El episodio más reciente en el que un ecuatoriano fue detenido por ofender al presidente Correa ha dejado en los ciudadanos reflexivos diversas preocupaciones. La más relevante concierne a la hipótesis –compartida por algunos– de que las amenazas más verosímiles a la seguridad del Mandatario son las que se derivarían de su propio temperamento. Efectivamente, si algún día (Dios no lo permita) cualquier grupo profesionalmente entrenado quisiere causarle daño, ellos sabrían exactamente cómo inducirlo a romper con su propio protocolo de seguridad y exponerse a traumatismos más serios que los ocasionados por resbalar en una mancha de aceite en un garaje de Machala. Aunque el Presidente pidió disculpas por la brutalidad policial, aparentemente fue el único que no se percató de que él inauguró la cadena de atolondradas reacciones que culminó con Carlos Solano en el balde de aquella camioneta.
Observamos frecuentemente enfrentamientos de conductores en nuestras calles, que generalmente no pasan de la amenaza y felizmente acaban cuando cada uno regresa al volante de su automóvil con su machismo más o menos restaurado. Suponemos que el Presidente del Ecuador está por encima de esas conductas ordinarias, porque necesitamos que así sea. Aunque discrepemos con él, admitimos que la preservación de su armonía física y emocional es una condición necesaria para que mantengamos esa irrenunciable tarea de Sísifo que es la construcción de una verdadera democracia en el Ecuador, en la que todos nos suponemos comprometidos. Solo espíritus mezquinos gozarían observando a nuestro Presidente, descompuesto, persiguiendo a un insultador por las calles.
Insultar es confesar el fracaso en el ejercicio propio del pensamiento y la palabra. Hay modos legítimos e inteligentes para expresar desacuerdos con el presidente Correa. Los medios independientes, particularmente los periódicos, conceden suficiente espacio para expresar la opinión adversa (o favorable) de los ciudadanos. En ese contexto, resulta irónico pensar que: un día de cárcel, 4 dólares de multa, una disculpa presidencial en cadena pública y quince minutos de fama nacional a lo Andy Warhol son casi un premio por regalarse la minúscula satisfacción de mostrarle el dorso del dedo medio al Presidente de la República del Ecuador. Con ello no quiero decir que la pena debería endurecerse. Simplemente digo que el Presidente no debería concederle esa barata expansión a nadie colocándose al mismo nivel del ofensor.

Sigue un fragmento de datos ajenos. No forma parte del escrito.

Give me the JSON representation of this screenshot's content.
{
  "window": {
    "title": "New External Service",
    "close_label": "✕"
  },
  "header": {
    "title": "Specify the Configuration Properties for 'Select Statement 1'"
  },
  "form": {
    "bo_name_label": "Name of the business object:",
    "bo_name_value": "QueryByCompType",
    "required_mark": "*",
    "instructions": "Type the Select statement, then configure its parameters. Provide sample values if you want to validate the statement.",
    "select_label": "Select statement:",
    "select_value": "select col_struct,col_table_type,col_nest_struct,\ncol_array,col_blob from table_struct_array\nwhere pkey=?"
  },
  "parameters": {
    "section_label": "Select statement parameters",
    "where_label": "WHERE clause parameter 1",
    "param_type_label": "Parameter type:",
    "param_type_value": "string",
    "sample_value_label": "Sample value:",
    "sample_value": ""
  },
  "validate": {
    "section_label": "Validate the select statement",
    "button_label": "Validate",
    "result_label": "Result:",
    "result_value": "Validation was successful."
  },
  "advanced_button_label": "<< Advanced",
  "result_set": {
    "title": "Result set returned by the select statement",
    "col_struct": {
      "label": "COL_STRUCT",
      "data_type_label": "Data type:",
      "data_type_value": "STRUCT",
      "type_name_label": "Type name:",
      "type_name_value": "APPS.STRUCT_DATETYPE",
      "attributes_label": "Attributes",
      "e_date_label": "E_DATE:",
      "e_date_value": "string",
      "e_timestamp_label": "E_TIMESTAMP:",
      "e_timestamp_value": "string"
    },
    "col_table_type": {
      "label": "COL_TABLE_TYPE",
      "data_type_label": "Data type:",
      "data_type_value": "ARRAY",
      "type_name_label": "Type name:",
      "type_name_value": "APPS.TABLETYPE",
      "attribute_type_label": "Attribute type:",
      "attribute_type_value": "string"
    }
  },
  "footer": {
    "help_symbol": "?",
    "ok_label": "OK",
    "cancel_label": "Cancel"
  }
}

Aunque el Mandatario dice que no lee este periódico, quizás algún colaborador que lo hace a escondidas podría indicarle que esos son los gajes del oficio más ingrato del mundo: querer gobernar lo ingobernable sin tener que morir en el intento. Podría decirle que quien cultiva amores apasionados en media nación, debe esperar resentimientos enconados en la mitad restante. Podría sugerirle que no aliente afectos tan polarizadamente intensos, porque dentro de cuatro (u ocho) años querrá disfrutar discretamente –como cualquier ciudadano común– con su familia y sin guardaespaldas, de los deliciosos almuerzos dominicales en el Happy Panda. Podría contarle que incluso los Churchill, Roosevelt y de Gaulle sufrieron pifias más ruidosas en los años más duros de sus administraciones.
O simplemente mencionarle que únicamente los Hitler, Mussolini y Stalin jamás recibieron ofensas del público mientras estuvieron en el poder, o mientras vivieron, que en esos casos suele dar lo mismo.